Monday 26 April 2021

Between the product and the prototype


So, it seems lead isn't a good material for wings
(Australian War Memorial collection, No restrictions, via Wikimedia Commons)

These days I had a conversation with my colleagues about Python. One of them supported strongly the argument that Python is a good language for prototyping, but not for a final product. As stylists prepare prototypes for their new dresses with cheap fabric and then made the final product with the costly silk they designed from the very beginning.
To better support the paragon, they asked me: would you make the software control of a robot in Javascript or PHP?
Strong opinion, indeed. My answer was "no, because they are languages with big ambiguities".
But Python?

What's a prototype? What's a product?

Jesse Shell in his masterpiece "The Art of Game Design" says that a prototype is a tool we make to answer a question. If we work on an autonomous rover, possible questions are:

  1. are the states on the state machine enough for all the possible situations?
  2. is OpenCV able to distinguish between a rock or a hole?
  3. how we can integrate a depth sensor with the camera we said before?
  4. how we synchronize the four engines to let the rover go straight?
All these questions can be aswered making a simple prototype and see if the results are in line with the requirements. If so, the prototype answered the question and can be thrown away.
Why throwing it away?
Because a prototype is just a tool to explore a question. Sure, you can copy-and-paste that part that initialize a device or the specific element responsible for image recognition. But a prototype is a tool limited in the space of the question it was designed to answer.
A product is something different: it's a set of modules that communicate to each other to satisfy the User Requirements. A product is engineered to forecast some possible changes in the future and has a development plan, milestones, documentation, deadlines and tests. Moreover, it has a delivery procedure, while a prototype is finished when the we have the answer we where looking for.

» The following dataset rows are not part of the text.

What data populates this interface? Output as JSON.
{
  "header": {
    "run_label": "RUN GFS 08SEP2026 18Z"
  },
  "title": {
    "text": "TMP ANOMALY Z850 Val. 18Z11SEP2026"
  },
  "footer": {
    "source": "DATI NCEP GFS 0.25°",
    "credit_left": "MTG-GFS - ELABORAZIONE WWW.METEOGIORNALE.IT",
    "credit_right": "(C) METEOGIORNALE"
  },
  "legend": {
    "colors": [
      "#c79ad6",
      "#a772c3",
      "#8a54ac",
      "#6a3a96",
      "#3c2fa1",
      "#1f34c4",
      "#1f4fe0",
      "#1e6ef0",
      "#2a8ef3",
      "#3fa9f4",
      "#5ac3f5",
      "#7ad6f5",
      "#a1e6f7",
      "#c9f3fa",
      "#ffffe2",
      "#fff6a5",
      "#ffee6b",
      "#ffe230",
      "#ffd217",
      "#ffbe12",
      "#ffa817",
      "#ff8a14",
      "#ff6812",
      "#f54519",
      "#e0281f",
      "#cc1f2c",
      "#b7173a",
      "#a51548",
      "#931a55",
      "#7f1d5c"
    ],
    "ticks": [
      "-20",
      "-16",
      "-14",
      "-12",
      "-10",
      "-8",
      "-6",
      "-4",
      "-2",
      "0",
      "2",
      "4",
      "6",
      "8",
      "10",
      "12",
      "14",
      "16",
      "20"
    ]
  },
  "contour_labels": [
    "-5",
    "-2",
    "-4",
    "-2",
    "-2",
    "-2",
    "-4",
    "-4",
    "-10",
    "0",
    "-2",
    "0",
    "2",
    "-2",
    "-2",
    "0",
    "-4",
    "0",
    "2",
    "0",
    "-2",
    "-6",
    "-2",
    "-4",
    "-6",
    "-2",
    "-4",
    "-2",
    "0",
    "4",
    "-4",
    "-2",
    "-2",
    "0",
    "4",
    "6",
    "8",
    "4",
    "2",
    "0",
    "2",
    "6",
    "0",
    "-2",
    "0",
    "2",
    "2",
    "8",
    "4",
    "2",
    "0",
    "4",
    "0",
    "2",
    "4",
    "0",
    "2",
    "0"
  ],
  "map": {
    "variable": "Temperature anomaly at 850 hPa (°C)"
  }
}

Is the language an indication of what are we developing?

That said, can we assume the language as an indication of what we are working on? Since this piece of software is in Python, is it just a prototype?
According to what I said before, no. If we planned to use Python for that specific module, because we know that there's no advantages on writing it in C++; if we have the tests for that module; if we have the delivery procedure and milestones; then we have a product.
Under this point of view, even my thoughts made on the beginning were wrong: if we have all these things, even Javascript or PHP are an option for a robot.

Prototype often

Prototypes are an incredible tool: we humans are still monkeys and monkeys love to use their hands and manipulate the environment. Having a prototype is a way to explore a concept and a problem. It's basically a toy. And even when we use pieces of paper with labels and we start to manipulate this "paper prototype", we can grasp easier the good and the bad things of a specific design.
Prototype often, enjoy doing it and don't feel guilty if in your user requirements there's no trace of the programming language: maybe it's really not a requirement.